Sry-α and Spt share redundant function during cellularization.
(A) Surface views of furrow canals stained for Myosin-2 in embryos of indicated genotypes. Multinucleate cells highlighted (orange nuclei) in corresponding segmented images. (B) Quantification of multinucleation phenotypes. Each point represents one embryo with ≥150 nuclei analyzed (n = 12 embryos per condition). (C) Quantification of F-actin in furrow canals of furrows of length 3–5.5 µm (n = 9 embryos per genotype, with 15 furrows analyzed per embryo; mean ± s.e.m.). Student's t-test was performed to calculate P values as shown in (B, C).
Figure 5.
Spt is maternally provided, while Sry-α is zygotically expressed in a pulse for cellularization.
(A) RT-PCR and (B) Western blots show Sry-α and Spt expression profiles. Developmental stages are (1) mitotic cycles 1–9; (2) mitotic cycles 10–11; (3) mitotic cycles 11–13; (4) cellularization (shaded); (5) ventral furrow formation; (6) segment formation. Profiles were obtained from three independent RT-PCR or Western Blotting experiments (mean ± s.e.m.).
Figure 6.
Sry-α is not required for cellularization at an optimal temperature of 18°C, but is required as conditions approach an extreme of 32°C.
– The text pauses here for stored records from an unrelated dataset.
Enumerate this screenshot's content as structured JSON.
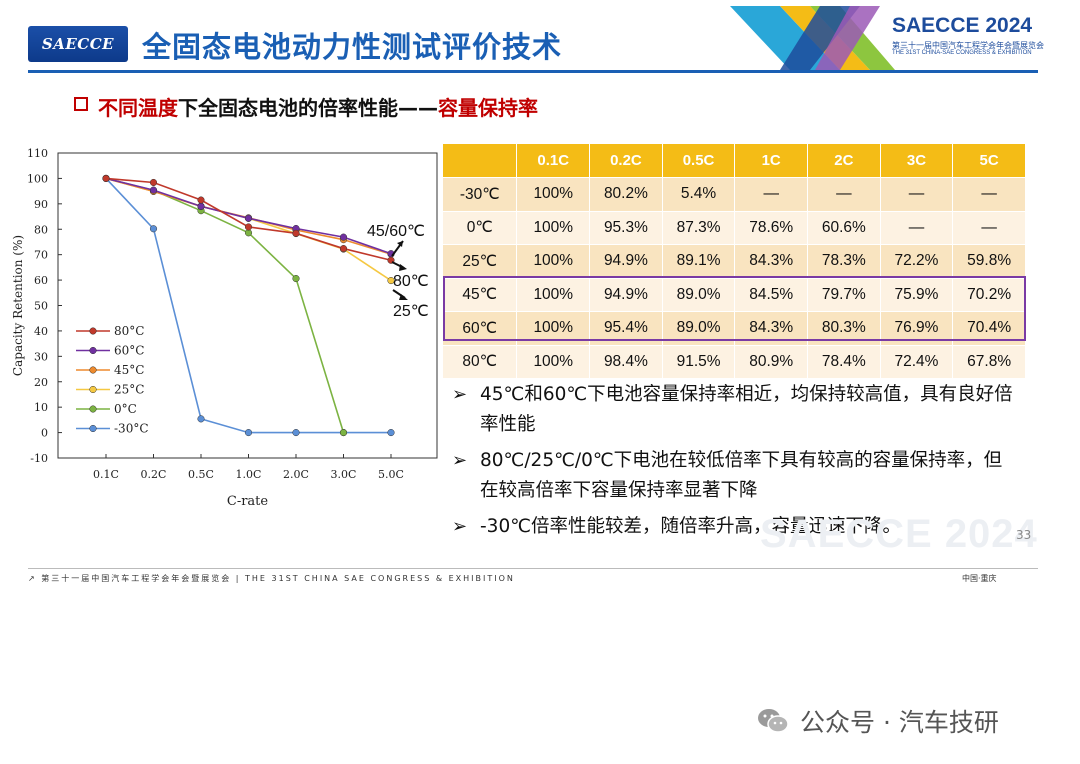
{
  "header": {
    "logo_text": "SAECCE",
    "title": "全固态电池动力性测试评价技术",
    "event_title": "SAECCE 2024",
    "event_sub": "第三十一届中国汽车工程学会年会暨展览会",
    "event_sub2": "THE 31ST CHINA-SAE CONGRESS & EXHIBITION"
  },
  "subtitle": {
    "part1": "不同温度",
    "part2": "下全固态电池的倍率性能——",
    "part3": "容量保持率"
  },
  "chart_data": {
    "type": "line",
    "xlabel": "C-rate",
    "ylabel": "Capacity Retention (%)",
    "categories": [
      "0.1C",
      "0.2C",
      "0.5C",
      "1.0C",
      "2.0C",
      "3.0C",
      "5.0C"
    ],
    "ylim": [
      -10,
      110
    ],
    "yticks": [
      -10,
      0,
      10,
      20,
      30,
      40,
      50,
      60,
      70,
      80,
      90,
      100,
      110
    ],
    "legend_position": "lower-left",
    "series": [
      {
        "name": "80°C",
        "color": "#c0392b",
        "values": [
          100,
          98.4,
          91.5,
          80.9,
          78.4,
          72.4,
          67.8
        ]
      },
      {
        "name": "60°C",
        "color": "#7030a0",
        "values": [
          100,
          95.4,
          89.0,
          84.3,
          80.3,
          76.9,
          70.4
        ]
      },
      {
        "name": "45°C",
        "color": "#ed8a2e",
        "values": [
          100,
          94.9,
          89.0,
          84.5,
          79.7,
          75.9,
          70.2
        ]
      },
      {
        "name": "25°C",
        "color": "#f5c842",
        "values": [
          100,
          94.9,
          89.1,
          84.3,
          78.3,
          72.2,
          59.8
        ]
      },
      {
        "name": "0°C",
        "color": "#7cb342",
        "values": [
          100,
          95.3,
          87.3,
          78.6,
          60.6,
          0,
          null
        ]
      },
      {
        "name": "-30°C",
        "color": "#5b8fd6",
        "values": [
          100,
          80.2,
          5.4,
          0,
          0,
          0,
          0
        ]
      }
    ],
    "annotations": [
      "45/60℃",
      "80℃",
      "25℃"
    ]
  },
  "table": {
    "headers": [
      "",
      "0.1C",
      "0.2C",
      "0.5C",
      "1C",
      "2C",
      "3C",
      "5C"
    ],
    "rows": [
      [
        "-30℃",
        "100%",
        "80.2%",
        "5.4%",
        "—",
        "—",
        "—",
        "—"
      ],
      [
        "0℃",
        "100%",
        "95.3%",
        "87.3%",
        "78.6%",
        "60.6%",
        "—",
        "—"
      ],
      [
        "25℃",
        "100%",
        "94.9%",
        "89.1%",
        "84.3%",
        "78.3%",
        "72.2%",
        "59.8%"
      ],
      [
        "45℃",
        "100%",
        "94.9%",
        "89.0%",
        "84.5%",
        "79.7%",
        "75.9%",
        "70.2%"
      ],
      [
        "60℃",
        "100%",
        "95.4%",
        "89.0%",
        "84.3%",
        "80.3%",
        "76.9%",
        "70.4%"
      ],
      [
        "80℃",
        "100%",
        "98.4%",
        "91.5%",
        "80.9%",
        "78.4%",
        "72.4%",
        "67.8%"
      ]
    ],
    "highlight_color": "#7a3aa4"
  },
  "points": [
    "45℃和60℃下电池容量保持率相近，均保持较高值，具有良好倍率性能",
    "80℃/25℃/0℃下电池在较低倍率下具有较高的容量保持率，但在较高倍率下容量保持率显著下降",
    "-30℃倍率性能较差，随倍率升高，容量迅速下降。"
  ],
  "page_number": "33",
  "watermark": "SAECCE 2024",
  "footer": {
    "left": "↗ 第三十一届中国汽车工程学会年会暨展览会 | THE 31ST CHINA SAE CONGRESS & EXHIBITION",
    "right": "中国·重庆"
  },
  "wechat": {
    "text": "公众号 · 汽车技研"
  }
}
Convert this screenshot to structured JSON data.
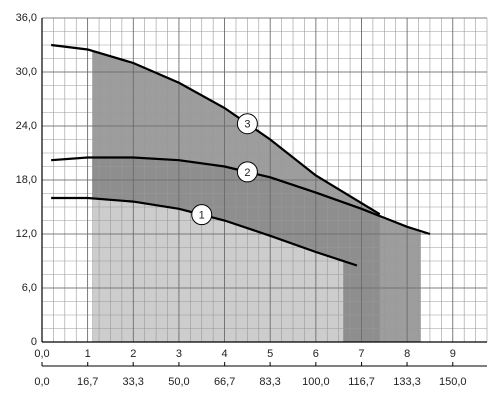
{
  "chart_data": {
    "type": "line",
    "xlim": [
      0,
      9.75
    ],
    "xticks": [
      {
        "value": 0,
        "label": "0,0"
      },
      1,
      2,
      3,
      4,
      5,
      6,
      7,
      8,
      9
    ],
    "x2lim": [
      0,
      162.5
    ],
    "x2ticks": [
      {
        "value": 0,
        "label": "0,0"
      },
      {
        "value": 16.7,
        "label": "16,7"
      },
      {
        "value": 33.3,
        "label": "33,3"
      },
      {
        "value": 50,
        "label": "50,0"
      },
      {
        "value": 66.7,
        "label": "66,7"
      },
      {
        "value": 83.3,
        "label": "83,3"
      },
      {
        "value": 100,
        "label": "100,0"
      },
      {
        "value": 116.7,
        "label": "116,7"
      },
      {
        "value": 133.3,
        "label": "133,3"
      },
      {
        "value": 150,
        "label": "150,0"
      }
    ],
    "ylim": [
      0,
      36
    ],
    "yticks": [
      0,
      {
        "value": 6,
        "label": "6,0"
      },
      {
        "value": 12,
        "label": "12,0"
      },
      {
        "value": 18,
        "label": "18,0"
      },
      {
        "value": 24,
        "label": "24,0"
      },
      {
        "value": 30,
        "label": "30,0"
      },
      {
        "value": 36,
        "label": "36,0"
      }
    ],
    "grid": true,
    "series": [
      {
        "name": "1",
        "color": "#000000",
        "x": [
          0.2,
          1,
          2,
          3,
          4,
          5,
          6,
          6.9
        ],
        "values": [
          16,
          16,
          15.6,
          14.8,
          13.5,
          11.8,
          10,
          8.5
        ]
      },
      {
        "name": "2",
        "color": "#000000",
        "x": [
          0.2,
          1,
          2,
          3,
          4,
          5,
          6,
          7,
          8,
          8.5
        ],
        "values": [
          20.2,
          20.5,
          20.5,
          20.2,
          19.5,
          18.3,
          16.6,
          14.8,
          12.8,
          12
        ]
      },
      {
        "name": "3",
        "color": "#000000",
        "x": [
          0.2,
          1,
          2,
          3,
          4,
          5,
          6,
          7.4
        ],
        "values": [
          33,
          32.5,
          31,
          28.8,
          26,
          22.5,
          18.5,
          14.2
        ]
      }
    ]
  }
}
(A) Surface views of furrow canals stained for Myosin-2 in embryos of indicated genotypes. Multinucleate cells highlighted (orange nuclei) in corresponding segmented images. (B) Quantification of multinucleation phenotype for indicated genotype and temperature. Each point represents one embryo with ≥150 nuclei analyzed (n = 12 embryos per condition). Two-way ANOVA analysis was performed to calculate P values as shown.
Figure 7.
Two copies of sry-α are required for reliable cellularization at the extreme temperature of 32°C or when the embryo is challenged by a genetic perturbation.
(A, C) Frequency of multinucleation for heterozygous embryos reared (A) at 32°C, or (C) with a reduced dose of maternal Profilin (½profilin; mean ± s.e.m.). (B, D) Quantification of multinucleation phenotype for heterozygous embryos reared (B) at 32°C, or (D) with a reduced dose of maternal Profilin (½profilin). Each point represents one embryo with ≥150 nuclei analyzed (n = 23 embryos per condition). Two-way ANOVA analysis was performed to calculate P values as shown in (A–D).